Les médecins prescrivaient souvent des dispositifs médicaux à partir d’une liste de patients que les entreprises leur envoyaient directement. Les entreprises recevaient ces listes de données personnelles sur les patients via diverses institutions sociales ou directement par le personnel des maisons de retraite. La livraison des produits pouvait même se faire par ambulance.
Les chaussures, généralement prescrites pour un seul pied, étaient même souvent vendues par paires. Les patients ne savaient pas que les chaussures qu’ils recevaient étaient des chaussures orthopédiques. Les médecins pouvaient même faire des ordonnances pour les mêmes patients plusieurs fois de suite. Pendant ce temps, les entreprises demandaient le remboursement le plus élevé possible, parfois en utilisant de faux documents, et les patients n’avaient souvent même pas à payer la franchise légale ou seulement une fraction de celle-ci.

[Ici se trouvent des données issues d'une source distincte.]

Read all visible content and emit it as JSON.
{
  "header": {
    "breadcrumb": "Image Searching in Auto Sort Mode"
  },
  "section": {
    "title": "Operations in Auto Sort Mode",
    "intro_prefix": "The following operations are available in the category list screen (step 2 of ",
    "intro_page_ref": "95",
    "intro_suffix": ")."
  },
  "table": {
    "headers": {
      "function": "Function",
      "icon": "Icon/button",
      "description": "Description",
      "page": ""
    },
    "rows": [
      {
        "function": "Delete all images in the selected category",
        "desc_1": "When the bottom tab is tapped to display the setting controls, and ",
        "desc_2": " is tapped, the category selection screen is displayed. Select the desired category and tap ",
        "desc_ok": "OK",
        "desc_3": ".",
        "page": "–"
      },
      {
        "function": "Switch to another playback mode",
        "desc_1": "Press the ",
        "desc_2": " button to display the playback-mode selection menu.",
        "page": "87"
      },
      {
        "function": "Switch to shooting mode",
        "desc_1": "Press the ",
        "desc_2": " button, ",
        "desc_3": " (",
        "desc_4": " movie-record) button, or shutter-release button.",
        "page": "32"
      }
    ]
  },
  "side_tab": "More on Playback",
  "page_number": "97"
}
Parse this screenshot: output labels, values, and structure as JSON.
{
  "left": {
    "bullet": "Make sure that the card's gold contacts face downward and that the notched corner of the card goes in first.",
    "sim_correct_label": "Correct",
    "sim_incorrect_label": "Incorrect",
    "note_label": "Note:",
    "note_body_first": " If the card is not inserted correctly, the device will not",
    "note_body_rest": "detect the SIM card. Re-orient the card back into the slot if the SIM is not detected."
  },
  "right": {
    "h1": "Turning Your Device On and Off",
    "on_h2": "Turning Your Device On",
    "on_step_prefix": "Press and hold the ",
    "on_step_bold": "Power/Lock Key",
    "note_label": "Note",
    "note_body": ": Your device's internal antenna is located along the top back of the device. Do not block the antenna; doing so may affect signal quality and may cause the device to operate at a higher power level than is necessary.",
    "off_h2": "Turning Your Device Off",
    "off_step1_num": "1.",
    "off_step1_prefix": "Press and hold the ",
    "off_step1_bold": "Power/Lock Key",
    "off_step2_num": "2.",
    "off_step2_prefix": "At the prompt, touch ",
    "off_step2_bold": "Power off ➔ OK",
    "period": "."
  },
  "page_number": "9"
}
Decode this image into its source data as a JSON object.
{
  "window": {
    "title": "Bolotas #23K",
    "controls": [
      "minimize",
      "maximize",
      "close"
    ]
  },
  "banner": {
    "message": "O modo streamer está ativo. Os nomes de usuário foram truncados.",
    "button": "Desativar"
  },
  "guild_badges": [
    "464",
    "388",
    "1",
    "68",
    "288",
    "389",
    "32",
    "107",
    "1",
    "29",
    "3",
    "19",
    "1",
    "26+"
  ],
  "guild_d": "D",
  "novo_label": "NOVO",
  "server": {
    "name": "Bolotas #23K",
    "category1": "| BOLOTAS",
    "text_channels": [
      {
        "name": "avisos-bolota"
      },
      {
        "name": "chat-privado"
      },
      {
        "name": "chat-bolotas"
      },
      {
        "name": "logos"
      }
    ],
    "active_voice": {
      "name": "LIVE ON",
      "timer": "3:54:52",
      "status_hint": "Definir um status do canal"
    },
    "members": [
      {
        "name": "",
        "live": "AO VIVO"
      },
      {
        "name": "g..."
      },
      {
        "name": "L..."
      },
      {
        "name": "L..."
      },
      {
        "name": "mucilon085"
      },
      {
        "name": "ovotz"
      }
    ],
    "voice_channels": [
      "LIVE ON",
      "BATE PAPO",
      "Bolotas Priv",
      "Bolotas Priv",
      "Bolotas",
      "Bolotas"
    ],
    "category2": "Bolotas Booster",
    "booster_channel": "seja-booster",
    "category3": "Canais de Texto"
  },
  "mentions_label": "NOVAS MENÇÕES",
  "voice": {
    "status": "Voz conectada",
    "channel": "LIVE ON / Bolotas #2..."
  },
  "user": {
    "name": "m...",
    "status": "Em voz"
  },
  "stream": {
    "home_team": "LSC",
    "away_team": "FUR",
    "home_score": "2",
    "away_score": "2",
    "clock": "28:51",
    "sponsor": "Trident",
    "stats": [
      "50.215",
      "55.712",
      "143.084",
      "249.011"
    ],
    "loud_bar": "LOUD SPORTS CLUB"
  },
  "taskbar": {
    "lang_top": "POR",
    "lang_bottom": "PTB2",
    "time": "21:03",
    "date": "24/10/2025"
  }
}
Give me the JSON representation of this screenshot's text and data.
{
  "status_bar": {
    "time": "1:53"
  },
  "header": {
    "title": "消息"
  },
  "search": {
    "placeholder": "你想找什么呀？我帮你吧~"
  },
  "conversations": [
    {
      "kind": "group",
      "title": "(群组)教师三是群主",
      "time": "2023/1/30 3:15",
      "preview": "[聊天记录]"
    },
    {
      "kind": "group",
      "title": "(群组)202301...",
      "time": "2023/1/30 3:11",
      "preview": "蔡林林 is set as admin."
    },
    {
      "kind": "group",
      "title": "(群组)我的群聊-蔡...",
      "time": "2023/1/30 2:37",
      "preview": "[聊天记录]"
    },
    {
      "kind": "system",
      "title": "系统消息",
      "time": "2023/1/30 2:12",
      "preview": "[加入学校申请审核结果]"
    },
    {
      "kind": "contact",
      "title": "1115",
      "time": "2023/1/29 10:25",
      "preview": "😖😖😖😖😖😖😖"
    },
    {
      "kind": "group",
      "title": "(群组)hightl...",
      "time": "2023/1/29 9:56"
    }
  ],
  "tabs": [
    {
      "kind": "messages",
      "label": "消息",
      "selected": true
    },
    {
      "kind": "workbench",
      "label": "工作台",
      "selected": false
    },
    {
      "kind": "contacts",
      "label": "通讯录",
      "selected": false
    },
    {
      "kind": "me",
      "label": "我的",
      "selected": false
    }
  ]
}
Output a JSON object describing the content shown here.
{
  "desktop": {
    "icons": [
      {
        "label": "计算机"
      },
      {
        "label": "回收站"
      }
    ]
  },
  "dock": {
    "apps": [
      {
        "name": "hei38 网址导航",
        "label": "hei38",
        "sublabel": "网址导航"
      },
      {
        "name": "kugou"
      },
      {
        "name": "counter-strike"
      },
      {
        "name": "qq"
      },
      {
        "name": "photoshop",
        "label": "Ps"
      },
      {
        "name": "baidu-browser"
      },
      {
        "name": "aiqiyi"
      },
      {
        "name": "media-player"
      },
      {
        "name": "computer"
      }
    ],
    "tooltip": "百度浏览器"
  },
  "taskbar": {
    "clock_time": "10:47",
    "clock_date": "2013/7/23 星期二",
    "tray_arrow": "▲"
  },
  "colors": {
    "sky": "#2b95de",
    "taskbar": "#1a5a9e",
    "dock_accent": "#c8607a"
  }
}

La sécurité sociale hongroise rembourse environ 50 000 forints (132 euros) par botte médicale. La fraude portait également sur des produits autres que les chaussures, tels que des orthèses vertébrales et diverses aides à la marche, ainsi que des attelles pour les poignets et les genoux.
Depuis le début de la procédure en novembre, 37 personnes ont été mises en cause. Les deux tiers sont incarcérés, les autres restent sous contrôle judiciaire pénal ou sont en fuite. Les enquêtes se poursuivent, mais le système aurait détourné à ce jour au moins 1,7 milliard de forints (4,5 millions d’euros) d’argent public hongrois.
En novembre, le Dr Gyula Kinces, de la Chambre médicale hongroise, a déclaré au tabloïd hongrois Blikk qu’il était favorable à ce que de tels cas soient révélés, mais qu’il tenait à rassurer sur le fait « qu’il y a beaucoup plus de travailleurs honnêtes et que, heureusement, il y a peu de personnes sur le mauvais chemin ».
Dans un pays perçu comme ayant le pire bilan de l’Union européenne en matière de corruption dans le secteur public selon Transparency International, les enquêtes ne mentionnent pas si des soutiens au sein de la NEAK auraient été apportés à la fraude présumée.